Wed Mar 22, 2006 2:27 pm


St. Pete., FL & Sonoma, CA

Re: WTN: Some Unusual Whites...(long/boring)

by Florida Jim » Sun Dec 09, 2012 11:45 pm

Several years ago, I participated in an orange wine tasting - about 20 different wines. By the time it was over, I was of the opinion that more than one during dinner was one too many.
I love them, even the really crazy ones, but a whole lot of them is way too many.

They have to be served with food, IMO; they have no place in the "lets have a glass of wine for whatever reason" crew. Food - they must have food.

And I agree with your comments on temperature.

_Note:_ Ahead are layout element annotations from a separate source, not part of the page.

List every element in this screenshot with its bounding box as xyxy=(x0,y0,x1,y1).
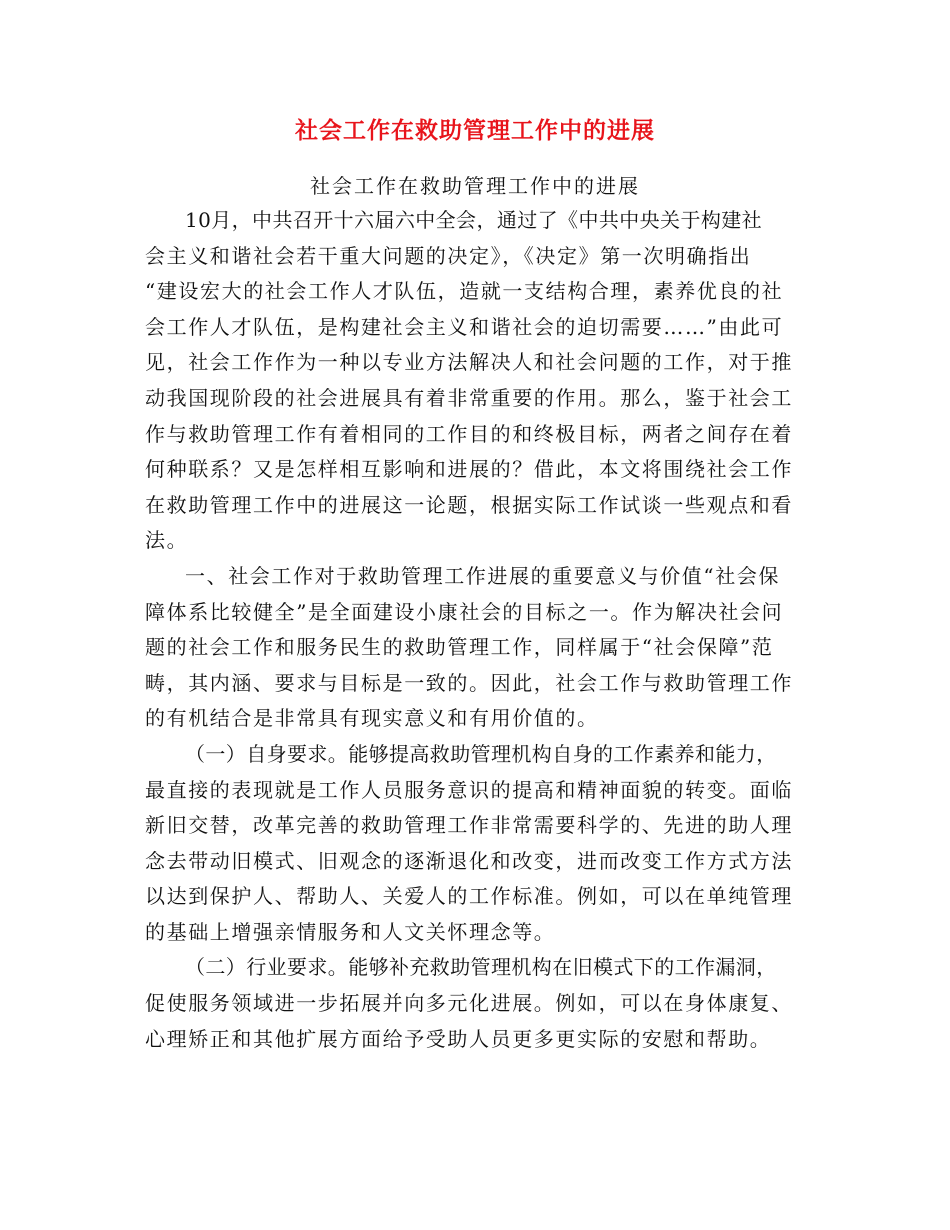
text-line: （二）行业要求。能够补充救助管理机构在旧模式下的工作漏洞， xyxy=(185,955,777,980)
text-line: 畴，其内涵、要求与目标是一致的。因此，社会工作与救助管理工作 xyxy=(145,670,793,695)
text-line: 题的社会工作和服务民生的救助管理工作，同样属于“社会保障”范 xyxy=(145,635,774,660)
text-line: 新旧交替，改革完善的救助管理工作非常需要科学的、先进的助人理 xyxy=(145,813,793,838)
text-line: 以达到保护人、帮助人、关爱人的工作标准。例如，可以在单纯管理 xyxy=(145,884,793,909)
text-line: 何种联系？又是怎样相互影响和进展的？借此，本文将围绕社会工作 xyxy=(145,457,793,482)
paragraph-industry-requirement xyxy=(145,950,805,1057)
document-body xyxy=(145,203,805,1057)
text-line: 的基础上增强亲情服务和人文关怀理念等。 xyxy=(145,919,556,944)
text-line: 作与救助管理工作有着相同的工作目的和终极目标，两者之间存在着 xyxy=(145,421,793,446)
text-line: 在救助管理工作中的进展这一论题，根据实际工作试谈一些观点和看 xyxy=(145,492,793,517)
text-line: 念去带动旧模式、旧观念的逐渐退化和改变，进而改变工作方式方法 xyxy=(145,848,793,873)
document-title: 社会工作在救助管理工作中的进展 xyxy=(295,117,655,144)
text-line: 最直接的表现就是工作人员服务意识的提高和精神面貌的转变。面临 xyxy=(145,777,793,802)
text-line: 会主义和谐社会若干重大问题的决定》，《决定》第一次明确指出 xyxy=(145,243,752,268)
paragraph-intro xyxy=(145,203,805,559)
text-line: 会工作人才队伍，是构建社会主义和谐社会的迫切需要……”由此可 xyxy=(145,314,784,339)
text-line: 10月，中共召开十六届六中全会，通过了《中共中央关于构建社 xyxy=(185,208,763,232)
text-line: 动我国现阶段的社会进展具有着非常重要的作用。那么，鉴于社会工 xyxy=(145,385,793,410)
text-line: 一、社会工作对于救助管理工作进展的重要意义与价值“社会保 xyxy=(185,563,781,588)
text-line: 促使服务领域进一步拓展并向多元化进展。例如，可以在身体康复、 xyxy=(145,991,793,1016)
paragraph-self-requirement xyxy=(145,737,805,951)
text-line: 的有机结合是非常具有现实意义和有用价值的。 xyxy=(145,706,599,731)
text-line: 法。 xyxy=(145,528,189,553)
text-line: 障体系比较健全”是全面建设小康社会的目标之一。作为解决社会问 xyxy=(145,599,784,624)
text-line: 心理矫正和其他扩展方面给予受助人员更多更实际的安慰和帮助。 xyxy=(145,1026,772,1051)
paragraph-section-one xyxy=(145,559,805,737)
text-line: 见，社会工作作为一种以专业方法解决人和社会问题的工作，对于推 xyxy=(145,350,793,375)
document-subtitle: 社会工作在救助管理工作中的进展 xyxy=(310,174,640,198)
text-line: “建设宏大的社会工作人才队伍，造就一支结构合理，素养优良的社 xyxy=(145,279,784,304)
text-line: （一）自身要求。能够提高救助管理机构自身的工作素养和能力， xyxy=(185,741,777,766)
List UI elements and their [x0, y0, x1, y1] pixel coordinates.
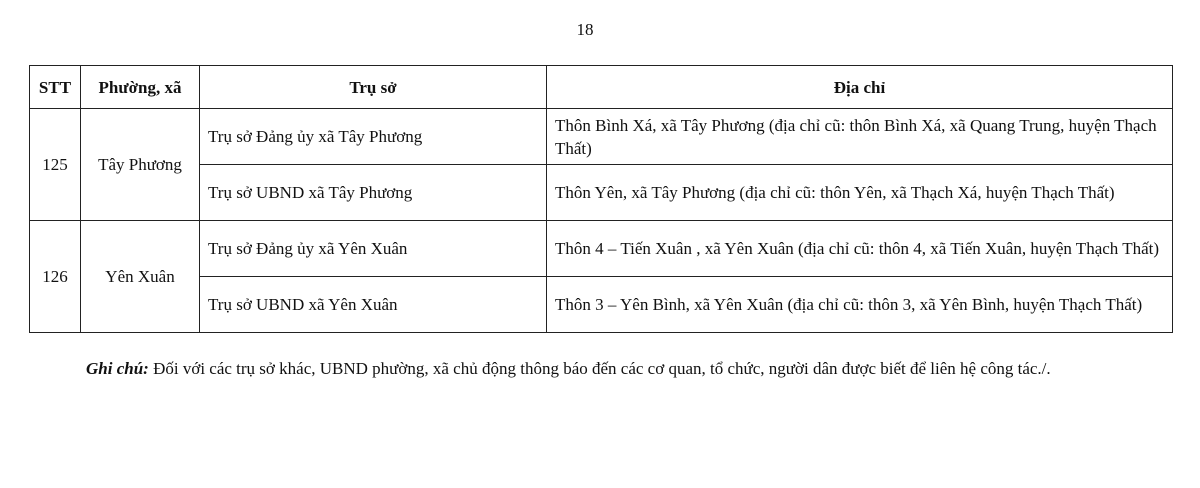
header-office: Trụ sở — [200, 66, 547, 109]
address-cell: Thôn Bình Xá, xã Tây Phương (địa chỉ cũ: thôn Bình Xá, xã Quang Trung, huyện Thạch Thất) — [547, 109, 1173, 165]
table-row — [30, 165, 1173, 221]
header-stt: STT — [30, 66, 81, 109]
office-cell: Trụ sở Đảng ủy xã Tây Phương — [200, 109, 547, 165]
stt-cell: 125 — [30, 109, 81, 221]
ward-cell: Yên Xuân — [81, 221, 200, 333]
address-cell: Thôn 4 – Tiến Xuân , xã Yên Xuân (địa chỉ cũ: thôn 4, xã Tiến Xuân, huyện Thạch Thất) — [547, 221, 1173, 277]
table-header-row — [30, 66, 1173, 109]
page-number: 18 — [576, 20, 594, 39]
office-address-table — [29, 65, 1173, 333]
table-row — [30, 277, 1173, 333]
header-address: Địa chỉ — [547, 66, 1173, 109]
header-ward: Phường, xã — [81, 66, 200, 109]
table-row — [30, 221, 1173, 277]
office-cell: Trụ sở UBND xã Yên Xuân — [200, 277, 547, 333]
table-row — [30, 109, 1173, 165]
address-cell: Thôn Yên, xã Tây Phương (địa chỉ cũ: thôn Yên, xã Thạch Xá, huyện Thạch Thất) — [547, 165, 1173, 221]
address-cell: Thôn 3 – Yên Bình, xã Yên Xuân (địa chỉ cũ: thôn 3, xã Yên Bình, huyện Thạch Thất) — [547, 277, 1173, 333]
ward-cell: Tây Phương — [81, 109, 200, 221]
footnote-label: Ghi chú: — [86, 359, 149, 378]
stt-cell: 126 — [30, 221, 81, 333]
office-cell: Trụ sở Đảng ủy xã Yên Xuân — [200, 221, 547, 277]
office-cell: Trụ sở UBND xã Tây Phương — [200, 165, 547, 221]
footnote-text: Đối với các trụ sở khác, UBND phường, xã chủ động thông báo đến các cơ quan, tổ chức, người dân được biết để liên hệ công tác./. — [153, 359, 1051, 378]
footnote — [29, 356, 1173, 381]
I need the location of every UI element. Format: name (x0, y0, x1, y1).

FWIW, we racked my 2012 ribolla this past week and I got a couple of 750s from the dregs. It is not finished (by any stretch) but the peach tones you mention are evident and the structure and texture are very red wine-esque. Should be fun once its thru elevage.

Drinking the 2010 Isa tonight - I love this wine.

Best, Jim
Jim Cowan
Cowan Cellars
User avatar

Bob Parsons Alberta


aka Doris




Tue Mar 21, 2006 4:09 pm

Re: WTN: Some Unusual Whites...(long/boring)

by Bob Parsons Alberta » Mon Dec 10, 2012 4:01 am

Nice notes Tom, confirmed once again I should move south to find some of this stuff!